Pipeline capacity will be expandable to allow for increased sulfur production. ADNOC says the pipeline, scheduled for commissioning in 2019, will create greater value from a main commodity of sour gas processing and increase flexibility around existing operations.

MMEC Mannesmann GMBH is conducting engineering, procurement, construction, and commissioning of the pipeline. Nearly 60% of the value of the EPC contract will flow back into the UAE economy as part of ADNOC’s in-country value program. ADNOC exports granulated sulfur to fertilizer manufacturers worldwide.

As part of its Oxy JV, ADNOC is advancing plans to increase sour gas processing by 50% of existing capacity. The expansion of Shah processing would make ADNOC one of the world’s largest producers of sulfur, the company says.

From the 1 bcfd of sour gas ADNOC currently processes, the Shah plant produces 500 MMcfd network gas, 4,400 tons/day of NGL, 33,000 b/d of petroleum condensates, and 10,000 tons/day of pure granulated sulfur.

TransCanada starts first WB Xpress phase

TransCanada Corp. has started service on the Western Build of its WB Xpress project to increase movement of Appalachian basin natural gas to the US Gulf Coast.

It plans to put the Eastern Build on stream later this year.

The Western Build can move 760 MMcfd of gas to a delivery point on the Tennessee Gas Pipeline Broad Run System. Construction included the Elk River Compressor Station at Clendinin, W.Va., and associated pipelines.

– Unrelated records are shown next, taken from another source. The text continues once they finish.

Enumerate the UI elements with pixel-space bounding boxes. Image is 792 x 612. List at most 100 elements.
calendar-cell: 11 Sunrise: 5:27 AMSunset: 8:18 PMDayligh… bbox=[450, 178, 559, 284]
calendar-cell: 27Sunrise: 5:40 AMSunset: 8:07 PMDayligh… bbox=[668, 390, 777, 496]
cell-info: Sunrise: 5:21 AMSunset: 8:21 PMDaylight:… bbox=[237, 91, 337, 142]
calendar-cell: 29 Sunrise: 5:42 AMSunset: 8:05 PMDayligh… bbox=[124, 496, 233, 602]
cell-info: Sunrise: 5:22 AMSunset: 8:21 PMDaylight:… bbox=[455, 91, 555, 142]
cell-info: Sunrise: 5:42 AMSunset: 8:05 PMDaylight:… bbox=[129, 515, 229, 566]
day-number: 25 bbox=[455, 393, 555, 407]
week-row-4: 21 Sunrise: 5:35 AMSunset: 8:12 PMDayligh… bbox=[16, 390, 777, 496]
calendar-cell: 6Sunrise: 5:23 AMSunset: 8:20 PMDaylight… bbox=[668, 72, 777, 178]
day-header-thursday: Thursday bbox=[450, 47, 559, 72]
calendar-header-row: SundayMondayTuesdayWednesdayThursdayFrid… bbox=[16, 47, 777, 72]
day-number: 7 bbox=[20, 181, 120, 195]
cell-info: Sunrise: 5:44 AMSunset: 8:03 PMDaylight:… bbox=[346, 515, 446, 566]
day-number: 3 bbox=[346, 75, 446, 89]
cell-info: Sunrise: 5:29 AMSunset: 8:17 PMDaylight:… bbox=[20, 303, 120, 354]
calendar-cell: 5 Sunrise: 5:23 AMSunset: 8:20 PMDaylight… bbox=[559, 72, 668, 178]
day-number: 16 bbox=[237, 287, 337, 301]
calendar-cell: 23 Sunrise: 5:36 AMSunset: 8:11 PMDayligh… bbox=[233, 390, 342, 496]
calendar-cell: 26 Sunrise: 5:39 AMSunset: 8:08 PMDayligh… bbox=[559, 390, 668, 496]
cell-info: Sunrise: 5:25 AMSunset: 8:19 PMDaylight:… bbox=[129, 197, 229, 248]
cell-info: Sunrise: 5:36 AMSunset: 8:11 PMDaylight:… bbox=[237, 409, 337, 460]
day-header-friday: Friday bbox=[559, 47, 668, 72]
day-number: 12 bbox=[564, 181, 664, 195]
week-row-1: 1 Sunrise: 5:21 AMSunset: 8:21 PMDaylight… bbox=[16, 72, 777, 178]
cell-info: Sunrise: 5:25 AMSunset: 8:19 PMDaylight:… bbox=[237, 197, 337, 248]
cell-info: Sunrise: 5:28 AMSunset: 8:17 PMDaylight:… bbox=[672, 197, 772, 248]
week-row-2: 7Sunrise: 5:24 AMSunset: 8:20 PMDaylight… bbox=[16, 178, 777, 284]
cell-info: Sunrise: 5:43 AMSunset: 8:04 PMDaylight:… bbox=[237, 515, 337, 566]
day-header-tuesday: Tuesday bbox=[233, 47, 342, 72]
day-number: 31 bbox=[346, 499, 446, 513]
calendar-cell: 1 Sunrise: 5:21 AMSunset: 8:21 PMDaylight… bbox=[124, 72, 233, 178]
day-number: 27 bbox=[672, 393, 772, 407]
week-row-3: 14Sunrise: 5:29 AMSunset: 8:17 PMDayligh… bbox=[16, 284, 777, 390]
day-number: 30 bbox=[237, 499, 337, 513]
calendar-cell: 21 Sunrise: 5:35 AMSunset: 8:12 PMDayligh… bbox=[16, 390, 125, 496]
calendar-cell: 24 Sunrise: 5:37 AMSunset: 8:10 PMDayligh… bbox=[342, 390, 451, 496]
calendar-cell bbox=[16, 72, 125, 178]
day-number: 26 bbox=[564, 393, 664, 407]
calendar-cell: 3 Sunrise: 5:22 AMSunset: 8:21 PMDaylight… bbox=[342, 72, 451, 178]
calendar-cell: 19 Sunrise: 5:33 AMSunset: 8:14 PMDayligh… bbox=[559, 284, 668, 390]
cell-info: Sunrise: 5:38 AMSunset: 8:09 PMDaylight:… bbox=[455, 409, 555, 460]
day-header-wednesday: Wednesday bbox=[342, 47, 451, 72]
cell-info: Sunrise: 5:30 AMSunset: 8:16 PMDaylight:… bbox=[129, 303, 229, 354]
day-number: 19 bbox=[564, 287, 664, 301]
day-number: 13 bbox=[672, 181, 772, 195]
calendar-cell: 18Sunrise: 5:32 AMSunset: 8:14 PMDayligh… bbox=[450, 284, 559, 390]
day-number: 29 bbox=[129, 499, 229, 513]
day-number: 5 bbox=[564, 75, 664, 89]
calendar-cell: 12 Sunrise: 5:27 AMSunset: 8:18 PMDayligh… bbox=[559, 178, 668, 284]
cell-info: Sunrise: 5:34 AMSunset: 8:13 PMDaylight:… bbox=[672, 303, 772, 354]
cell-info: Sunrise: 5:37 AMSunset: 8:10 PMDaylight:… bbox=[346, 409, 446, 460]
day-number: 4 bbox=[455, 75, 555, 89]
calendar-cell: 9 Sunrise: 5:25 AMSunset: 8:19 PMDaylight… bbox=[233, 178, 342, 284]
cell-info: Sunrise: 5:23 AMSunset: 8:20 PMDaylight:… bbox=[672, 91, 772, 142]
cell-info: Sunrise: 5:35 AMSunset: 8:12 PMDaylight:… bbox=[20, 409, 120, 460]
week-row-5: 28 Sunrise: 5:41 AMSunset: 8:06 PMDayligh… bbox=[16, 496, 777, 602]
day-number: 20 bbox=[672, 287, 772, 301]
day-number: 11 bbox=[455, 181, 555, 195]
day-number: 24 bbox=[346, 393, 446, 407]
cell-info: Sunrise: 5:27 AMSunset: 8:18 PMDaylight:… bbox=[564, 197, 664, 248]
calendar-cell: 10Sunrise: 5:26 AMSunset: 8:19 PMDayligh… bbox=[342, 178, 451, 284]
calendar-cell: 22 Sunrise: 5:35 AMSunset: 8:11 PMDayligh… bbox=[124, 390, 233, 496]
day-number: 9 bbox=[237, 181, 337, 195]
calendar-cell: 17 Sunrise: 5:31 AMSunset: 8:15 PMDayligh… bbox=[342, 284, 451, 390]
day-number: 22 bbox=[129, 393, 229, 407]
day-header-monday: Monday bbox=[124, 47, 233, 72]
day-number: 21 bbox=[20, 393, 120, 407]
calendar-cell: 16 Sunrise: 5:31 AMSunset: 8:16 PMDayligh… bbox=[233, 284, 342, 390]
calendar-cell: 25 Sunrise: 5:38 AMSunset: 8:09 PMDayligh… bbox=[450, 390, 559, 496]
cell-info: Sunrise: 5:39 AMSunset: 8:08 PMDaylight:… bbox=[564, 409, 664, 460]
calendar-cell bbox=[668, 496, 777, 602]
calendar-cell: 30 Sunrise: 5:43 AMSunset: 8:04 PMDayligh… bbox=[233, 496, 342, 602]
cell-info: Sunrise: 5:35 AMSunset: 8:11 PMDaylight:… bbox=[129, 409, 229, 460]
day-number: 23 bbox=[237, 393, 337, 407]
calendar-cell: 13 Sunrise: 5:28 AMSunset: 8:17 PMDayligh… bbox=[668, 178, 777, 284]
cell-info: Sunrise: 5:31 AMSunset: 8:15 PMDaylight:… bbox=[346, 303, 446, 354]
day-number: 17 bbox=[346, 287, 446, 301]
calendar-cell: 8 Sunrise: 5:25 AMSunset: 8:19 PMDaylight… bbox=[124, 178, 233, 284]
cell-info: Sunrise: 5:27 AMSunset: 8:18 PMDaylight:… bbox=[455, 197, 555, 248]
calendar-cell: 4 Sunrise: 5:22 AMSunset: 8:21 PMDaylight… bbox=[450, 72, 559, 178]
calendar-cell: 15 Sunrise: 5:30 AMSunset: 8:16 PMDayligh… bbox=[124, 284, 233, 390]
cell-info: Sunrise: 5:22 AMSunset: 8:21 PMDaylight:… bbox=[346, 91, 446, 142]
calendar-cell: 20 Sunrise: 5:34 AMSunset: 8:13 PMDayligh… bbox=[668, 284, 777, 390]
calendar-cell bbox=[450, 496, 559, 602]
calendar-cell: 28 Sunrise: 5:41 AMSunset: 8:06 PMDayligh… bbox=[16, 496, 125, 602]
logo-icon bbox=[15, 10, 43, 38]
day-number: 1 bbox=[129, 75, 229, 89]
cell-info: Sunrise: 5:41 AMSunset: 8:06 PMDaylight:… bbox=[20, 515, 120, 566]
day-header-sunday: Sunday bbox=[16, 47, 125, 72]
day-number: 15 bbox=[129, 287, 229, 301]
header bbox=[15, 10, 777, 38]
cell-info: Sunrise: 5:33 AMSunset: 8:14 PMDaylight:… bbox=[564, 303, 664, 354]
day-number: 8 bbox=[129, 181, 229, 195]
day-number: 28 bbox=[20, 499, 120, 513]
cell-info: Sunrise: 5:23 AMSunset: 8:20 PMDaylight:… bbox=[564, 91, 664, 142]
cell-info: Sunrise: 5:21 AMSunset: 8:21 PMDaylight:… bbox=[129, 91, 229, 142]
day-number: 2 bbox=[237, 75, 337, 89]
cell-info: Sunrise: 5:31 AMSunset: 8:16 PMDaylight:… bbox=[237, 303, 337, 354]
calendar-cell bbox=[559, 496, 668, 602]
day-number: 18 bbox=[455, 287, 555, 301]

The $900-million WBX project upgrades TransCanada’s existing system with two new compressor stations, 30 miles of new pipeline, and modifications of seven existing pipelines, adding a total of 1.3 bcfd of capacity.

Aspen Midstream to build Austin Chalk line

Aspen Midstream LLC is building a large-diameter residue gas pipeline and both a lean and rich gas gathering system in the Austin Chalk play in Texas. Aspen’s Austin Chalk System is in Giddings field. The system is supported by a combined total of about 150,000 acres of long-term dedications from multiple producers. Aspen is engaged in discussions with other producers about additional dedications. The system is expected to be in service third-quarter 2019.

The initial system will consist of more than 90 miles of 10-in. to 20-in. gas gathering mainlines, treatment plants, a 200-MMcfd cryogenic processing plant, and a residue gas pipeline to the market hub at Katy, Tex.

Aspen Midstream expects to expand its Austin Chalk System by adding gathering, cryogenic processing and treatment infrastructure as necessary and is engaged in discussions with the area’s producers to determine future needs.

Producers drilling the Giddings field are developing multiple stacked pay zones, including the Austin Chalk and Eagle Ford shale formations. The Aspen Austin Chalk System spans the Giddings field, including Washington, Fayette and Burleson counties, along with portions of Austin, Brazos, Colorado and Waller counties, all in Texas.

EnerVest and TPG Pace Energy Holdings earlier in 2018 created a new company, Magnolia Oil & Gas Corp., with 345,000 net acres in Giddings field (OGJ Online, Mar. 20, 2018).